In considering the obligation of best endeavours ITIC also draws on the well-known insurance concept of acting as a “prudent uninsured“. In essence, if one assumes the manager had no cover from ITIC, what would a reasonable company do in terms of pursuing the owners and their underwriters if either of them did not agree to name the manager as a co-assured, or if the owners simply did not respond?

It is unlikely that simply requesting co-assurance and then not pursuing the owners for a response would constitute using best endeavours. But how far do Members need to go in order to assert that they have used their “best endeavours“? The answer will vary depending on the individual circumstances but it is important to remember that the Club’s managers are always available for discussion.

If it is clear that the hull underwriters will not name the crew manager as a co-assured no matter how hard they are pursued, the issue then becomes one of risk management. One obvious factor is the differing levels of risk attaching to the role of the manager as defined by the “Crewman A“ and “Crewman B“ contracts.
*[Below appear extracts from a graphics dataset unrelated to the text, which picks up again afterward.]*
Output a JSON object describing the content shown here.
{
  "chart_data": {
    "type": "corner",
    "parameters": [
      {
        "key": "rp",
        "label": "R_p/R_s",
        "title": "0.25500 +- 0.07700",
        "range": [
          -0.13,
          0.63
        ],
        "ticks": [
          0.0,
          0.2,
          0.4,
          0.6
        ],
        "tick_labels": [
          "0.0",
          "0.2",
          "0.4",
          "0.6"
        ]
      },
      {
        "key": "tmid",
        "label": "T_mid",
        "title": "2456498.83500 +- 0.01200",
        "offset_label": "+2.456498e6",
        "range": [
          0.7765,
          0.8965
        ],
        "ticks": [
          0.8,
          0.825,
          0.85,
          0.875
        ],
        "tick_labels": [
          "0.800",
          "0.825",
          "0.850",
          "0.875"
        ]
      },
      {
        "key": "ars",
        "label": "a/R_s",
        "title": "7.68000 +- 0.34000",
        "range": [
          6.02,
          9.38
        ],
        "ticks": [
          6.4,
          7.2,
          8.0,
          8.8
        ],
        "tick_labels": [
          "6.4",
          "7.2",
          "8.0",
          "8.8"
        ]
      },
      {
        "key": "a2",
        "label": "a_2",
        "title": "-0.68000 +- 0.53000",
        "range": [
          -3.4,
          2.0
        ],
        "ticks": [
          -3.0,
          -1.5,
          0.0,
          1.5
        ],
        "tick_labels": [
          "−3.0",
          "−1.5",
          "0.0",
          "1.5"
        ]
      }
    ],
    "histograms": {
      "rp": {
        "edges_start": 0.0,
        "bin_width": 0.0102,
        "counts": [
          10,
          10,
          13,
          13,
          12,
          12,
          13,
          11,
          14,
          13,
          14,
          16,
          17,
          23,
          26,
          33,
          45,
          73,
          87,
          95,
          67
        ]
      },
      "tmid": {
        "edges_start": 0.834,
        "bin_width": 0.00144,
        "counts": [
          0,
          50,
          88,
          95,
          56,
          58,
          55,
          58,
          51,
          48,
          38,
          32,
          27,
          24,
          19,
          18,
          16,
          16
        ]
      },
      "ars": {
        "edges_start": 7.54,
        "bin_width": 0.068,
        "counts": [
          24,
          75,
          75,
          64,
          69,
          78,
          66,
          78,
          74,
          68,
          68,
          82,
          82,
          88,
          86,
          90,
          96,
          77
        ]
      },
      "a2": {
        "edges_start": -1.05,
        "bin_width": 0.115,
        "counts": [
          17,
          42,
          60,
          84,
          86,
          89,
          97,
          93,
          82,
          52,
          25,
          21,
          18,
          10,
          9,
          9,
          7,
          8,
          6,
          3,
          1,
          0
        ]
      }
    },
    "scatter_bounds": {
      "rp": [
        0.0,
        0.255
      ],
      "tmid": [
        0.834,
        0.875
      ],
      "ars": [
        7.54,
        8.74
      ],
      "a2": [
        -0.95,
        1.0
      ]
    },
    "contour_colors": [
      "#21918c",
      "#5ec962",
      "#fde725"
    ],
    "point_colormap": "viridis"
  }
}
Another is the track record of the owners and the history of their dealings with the managers. There is no single determining factor. Managers should certainly consider whether they are acting prudently in undertaking the management in these circumstances. If the manager can demonstrate that all avenues have been explored with the owners, including the possibility that they change their hull underwriter, the Club would be able to accept that the Member had used his best endeavours.

No doubt once the “Crewman“ contracts become more widely accepted (as “Shipman“ has been over the last 10 years), the issues of co-assurance, best endeavours, and crew negligence exclusions are likely to become less of a problem. It is unlikely that a simple, practical and all encompassing definition of “best endeavours“ will ever be found but the phrase clearly demonstrates a need to go beyond merely making an effort while at the same time not imposing an absolute duty to succeed.